Jim’s first challenge is to coordinate the recruitment of 25 patients for the pilot phase of the study, which is being led by Dr Nicholas Crombie, consultant trauma anaesthetist at University Hospitals Birmingham NHS Foundation Trust and a doctor with MAAC, and Gavin Perkins, Professor of Critical Care Medicine at the University of Warwick and a consultant at Heart of England NHS Foundation Trust.

“Anyone who is suspected to be actively bleeding as the result of a traumatic injury, is over the age of 16 and not pregnant can be included in the trial,” explained Jim.

“The blood products we will be using will be a combination of O-negative blood (the universal group which can be given to anyone) and freeze-dried plasma. We will, of course, ensure that people who may not wish to receive blood products, such as Jehovah’s Witnesses, are identified and specifically excluded from the trial.”

Jim, who lives in Malvern with his wife Bernice, loves his job as a Midlands Air Ambulance Charity flight paramedic, having retrained after working as a baker.

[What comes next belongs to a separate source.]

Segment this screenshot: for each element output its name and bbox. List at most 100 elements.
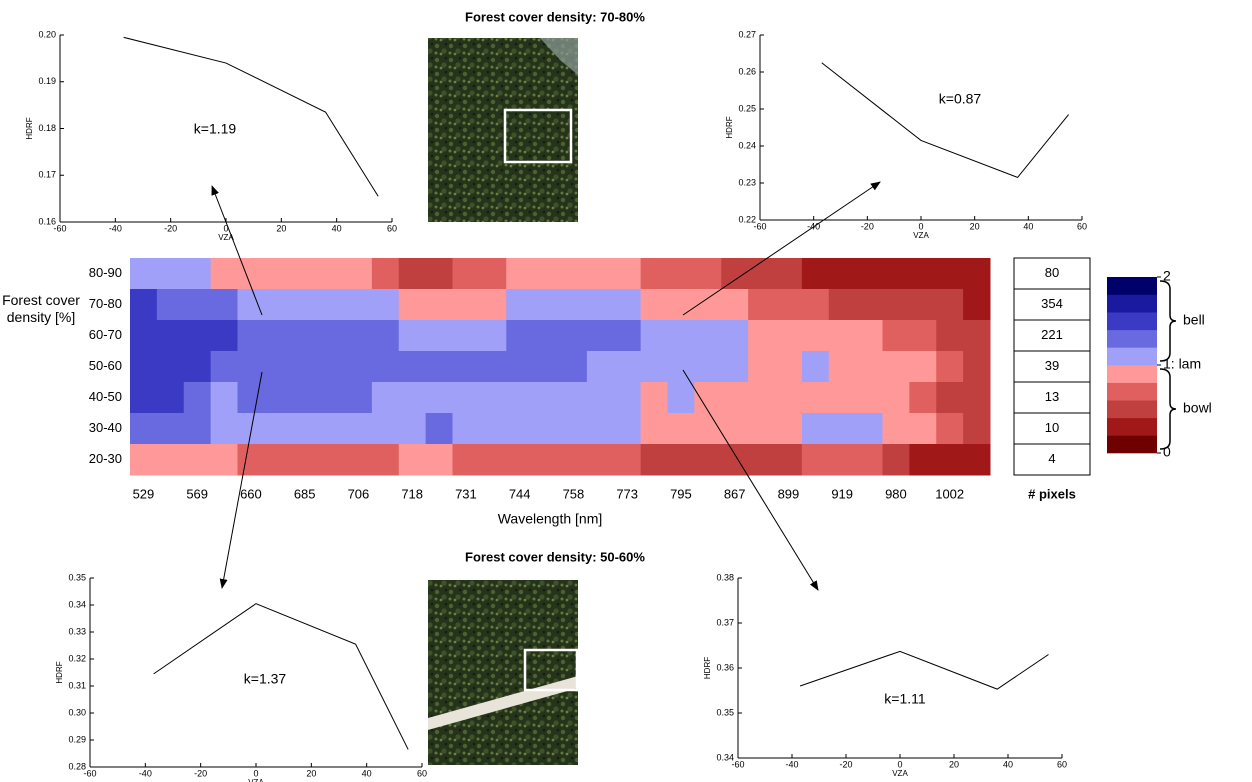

“I am doing my dream job. I never tire of flying in a helicopter and I am proud to now also be working with the SRMRC research team on RePHILL. Being part of a trial which could change NHS practice is very exciting.”

When not at work Jim is studying for a master’s degree in advanced critical care practice and is also a keen triathlete.

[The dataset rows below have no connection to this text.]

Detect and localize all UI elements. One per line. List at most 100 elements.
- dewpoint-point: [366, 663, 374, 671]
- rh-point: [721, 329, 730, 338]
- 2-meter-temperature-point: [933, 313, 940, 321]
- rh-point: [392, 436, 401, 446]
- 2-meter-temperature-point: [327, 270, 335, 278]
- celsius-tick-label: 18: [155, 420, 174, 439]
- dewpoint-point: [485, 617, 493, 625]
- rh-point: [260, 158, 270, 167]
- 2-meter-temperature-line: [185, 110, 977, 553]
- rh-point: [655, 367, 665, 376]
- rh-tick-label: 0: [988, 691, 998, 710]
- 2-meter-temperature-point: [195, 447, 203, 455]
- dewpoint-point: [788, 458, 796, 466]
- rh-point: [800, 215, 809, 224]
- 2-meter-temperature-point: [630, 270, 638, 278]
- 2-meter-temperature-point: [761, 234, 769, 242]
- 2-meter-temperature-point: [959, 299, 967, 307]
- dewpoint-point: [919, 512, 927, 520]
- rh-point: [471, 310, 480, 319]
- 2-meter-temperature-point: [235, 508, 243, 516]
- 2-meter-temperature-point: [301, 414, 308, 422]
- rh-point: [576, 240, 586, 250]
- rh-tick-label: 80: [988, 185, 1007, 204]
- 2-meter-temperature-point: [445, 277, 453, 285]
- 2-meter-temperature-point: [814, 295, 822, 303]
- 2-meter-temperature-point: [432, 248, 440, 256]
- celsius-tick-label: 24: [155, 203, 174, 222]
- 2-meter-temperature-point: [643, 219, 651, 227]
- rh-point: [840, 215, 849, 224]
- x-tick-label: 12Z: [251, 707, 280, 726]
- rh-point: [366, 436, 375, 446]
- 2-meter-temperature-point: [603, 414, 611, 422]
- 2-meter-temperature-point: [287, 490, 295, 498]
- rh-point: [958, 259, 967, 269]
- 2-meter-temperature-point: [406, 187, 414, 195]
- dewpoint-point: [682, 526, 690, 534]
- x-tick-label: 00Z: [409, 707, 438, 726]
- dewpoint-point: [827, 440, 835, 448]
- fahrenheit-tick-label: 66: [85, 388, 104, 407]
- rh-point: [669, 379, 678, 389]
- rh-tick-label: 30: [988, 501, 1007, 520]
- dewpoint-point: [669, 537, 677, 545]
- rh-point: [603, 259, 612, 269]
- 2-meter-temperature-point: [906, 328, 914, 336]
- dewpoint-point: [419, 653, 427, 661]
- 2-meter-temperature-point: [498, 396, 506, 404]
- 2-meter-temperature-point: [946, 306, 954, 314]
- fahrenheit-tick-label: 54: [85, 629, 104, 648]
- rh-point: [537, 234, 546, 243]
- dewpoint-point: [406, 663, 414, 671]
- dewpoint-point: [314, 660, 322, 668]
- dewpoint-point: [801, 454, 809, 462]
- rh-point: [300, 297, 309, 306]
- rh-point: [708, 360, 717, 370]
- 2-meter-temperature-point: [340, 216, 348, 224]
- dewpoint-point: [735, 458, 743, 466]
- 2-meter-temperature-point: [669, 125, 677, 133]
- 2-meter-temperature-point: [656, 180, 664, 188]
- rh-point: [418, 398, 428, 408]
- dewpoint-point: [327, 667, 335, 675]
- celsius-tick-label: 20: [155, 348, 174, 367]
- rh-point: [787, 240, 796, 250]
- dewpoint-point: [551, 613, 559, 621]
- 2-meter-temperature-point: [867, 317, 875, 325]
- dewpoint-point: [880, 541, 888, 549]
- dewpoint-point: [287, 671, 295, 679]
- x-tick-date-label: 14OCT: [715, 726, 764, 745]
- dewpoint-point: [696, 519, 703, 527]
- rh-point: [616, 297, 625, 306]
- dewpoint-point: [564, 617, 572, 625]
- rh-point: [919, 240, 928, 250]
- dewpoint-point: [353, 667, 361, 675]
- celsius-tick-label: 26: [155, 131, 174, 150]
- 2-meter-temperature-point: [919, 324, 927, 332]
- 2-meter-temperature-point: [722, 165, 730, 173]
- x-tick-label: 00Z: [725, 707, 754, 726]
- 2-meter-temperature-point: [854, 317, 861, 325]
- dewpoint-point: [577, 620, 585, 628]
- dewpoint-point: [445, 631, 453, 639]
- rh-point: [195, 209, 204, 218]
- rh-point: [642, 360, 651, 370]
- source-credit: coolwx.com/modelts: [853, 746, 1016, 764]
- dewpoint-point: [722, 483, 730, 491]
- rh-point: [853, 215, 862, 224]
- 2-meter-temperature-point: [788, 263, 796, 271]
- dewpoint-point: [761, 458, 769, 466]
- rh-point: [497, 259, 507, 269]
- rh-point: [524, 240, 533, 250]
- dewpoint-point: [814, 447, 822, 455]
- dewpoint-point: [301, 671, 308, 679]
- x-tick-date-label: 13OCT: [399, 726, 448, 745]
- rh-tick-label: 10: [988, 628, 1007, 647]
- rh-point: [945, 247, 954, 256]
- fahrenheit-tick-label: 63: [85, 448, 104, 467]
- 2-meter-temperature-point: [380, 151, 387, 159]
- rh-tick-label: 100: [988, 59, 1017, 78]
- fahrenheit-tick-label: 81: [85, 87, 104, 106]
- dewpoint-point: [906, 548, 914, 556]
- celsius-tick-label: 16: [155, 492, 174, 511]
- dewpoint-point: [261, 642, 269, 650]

“As a flight paramedic, it’s really important to keep fit. The three elements of triathlon really help and it’s a great way to wind down after a busy day. I love the social side of the sport too, stopping for coffee, cake and a chat on a long cycle ride with my local triathlon club makes it all worthwhile!”

The SRMRC team are working with colleagues from the Queen Elizabeth Hospital Birmingham, University of Birmingham, University of Warwick, Midlands Air Ambulance Charity, West Midlands Ambulance Service, East Anglia Air Ambulance, Essex and Herts Air Ambulance, MAGPAS Helimedix, The Air Ambulance Service and the NHS Blood and Transplant Service.

The trial is being managed by the University of Birmingham Clinical Trials Unit (BCTU), a UK Clinical Research Collaboration (UKCRC) registered trials unit with experience in co-ordinating large scale multi-centre clinical trials.